Really? That's what you took from that post?
Yes. You're essentially saying that the limitation that it be used on a mobile device is an admission that the method was know for use on non-mobile devices. That's an implied assertion that cannot be legitimately drawn from the claim, and has not been supported by any external references.
There may be lots of reasons why they would claim it in such a limited fashion, and existing prior art they're trying to skirt around is only one of those reasons.
As I said, they may have simply not noticed they were claiming more narrowly than they were entitled to.
They may have known that, but simply not cared about the non-mobile market. Lots of inventors claim that way, essentially dedicating the non-claimed embodiments to the public.
They may not have felt the non-mobile market was worth the cost of obtaining an additional, broader patent, as this functionality would find its best use in the mobile market. On a large device, location based swiping would work better than it does on a small device. It's only on the small screens that you really need this non-location based scrolling behavior.
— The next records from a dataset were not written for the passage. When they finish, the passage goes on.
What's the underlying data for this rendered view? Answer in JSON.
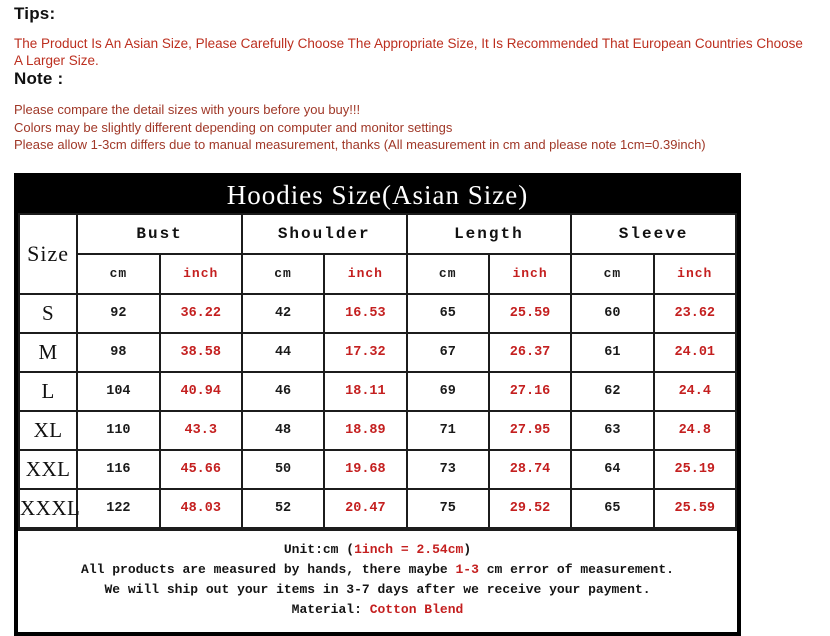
{
  "page": {
    "tips_heading": "Tips:",
    "tips_text": "The Product Is An Asian Size, Please Carefully Choose The Appropriate Size, It Is Recommended That European Countries Choose A Larger Size.",
    "note_heading": "Note :",
    "note_lines": [
      "Please compare the detail sizes with yours before you buy!!!",
      "Colors may be slightly different depending on computer and monitor settings",
      "Please allow 1-3cm differs due to manual measurement, thanks (All measurement in cm and please note 1cm=0.39inch)"
    ]
  },
  "size_table": {
    "title": "Hoodies Size(Asian Size)",
    "corner_label": "Size",
    "groups": [
      "Bust",
      "Shoulder",
      "Length",
      "Sleeve"
    ],
    "unit_headers": [
      "cm",
      "inch",
      "cm",
      "inch",
      "cm",
      "inch",
      "cm",
      "inch"
    ],
    "rows": [
      {
        "size": "S",
        "values": [
          "92",
          "36.22",
          "42",
          "16.53",
          "65",
          "25.59",
          "60",
          "23.62"
        ]
      },
      {
        "size": "M",
        "values": [
          "98",
          "38.58",
          "44",
          "17.32",
          "67",
          "26.37",
          "61",
          "24.01"
        ]
      },
      {
        "size": "L",
        "values": [
          "104",
          "40.94",
          "46",
          "18.11",
          "69",
          "27.16",
          "62",
          "24.4"
        ]
      },
      {
        "size": "XL",
        "values": [
          "110",
          "43.3",
          "48",
          "18.89",
          "71",
          "27.95",
          "63",
          "24.8"
        ]
      },
      {
        "size": "XXL",
        "values": [
          "116",
          "45.66",
          "50",
          "19.68",
          "73",
          "28.74",
          "64",
          "25.19"
        ]
      },
      {
        "size": "XXXL",
        "values": [
          "122",
          "48.03",
          "52",
          "20.47",
          "75",
          "29.52",
          "65",
          "25.59"
        ]
      }
    ],
    "footer": {
      "line1_prefix": "Unit:cm (",
      "line1_red": "1inch = 2.54cm",
      "line1_suffix": ")",
      "line2_prefix": "All products are measured by hands, there maybe ",
      "line2_red": "1-3",
      "line2_suffix": " cm error of measurement.",
      "line3": "We will ship out your items in 3-7 days after we receive your payment.",
      "line4_prefix": "Material: ",
      "line4_red": "Cotton Blend"
    }
  },
  "colors": {
    "accent_red": "#c41f1f",
    "tips_text": "#bc2f1f",
    "note_text": "#a03828",
    "title_bar_bg": "#000000",
    "title_bar_text": "#ffffff",
    "border": "#1c1c1c"
  }
}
Do you think Benz could have patented the wheel on a device with an internal combustion engine?
If he had been the first to ever do that, after years of other people not doing that even though engines and wheels were known, then yes.
But, too bad for your strawman argument, analogous prior art existed
as far back as the 17th century, so he couldn't have gotten a patent on that even if he tried. Too bad you still haven't shown prior art that relates to what was actually patented.
Now,to make your strawman a bit more realistic, should Benz, or whoever, have been granted a patent on a new transmission that allowed more efficient coupling of the engine to the drive wheels?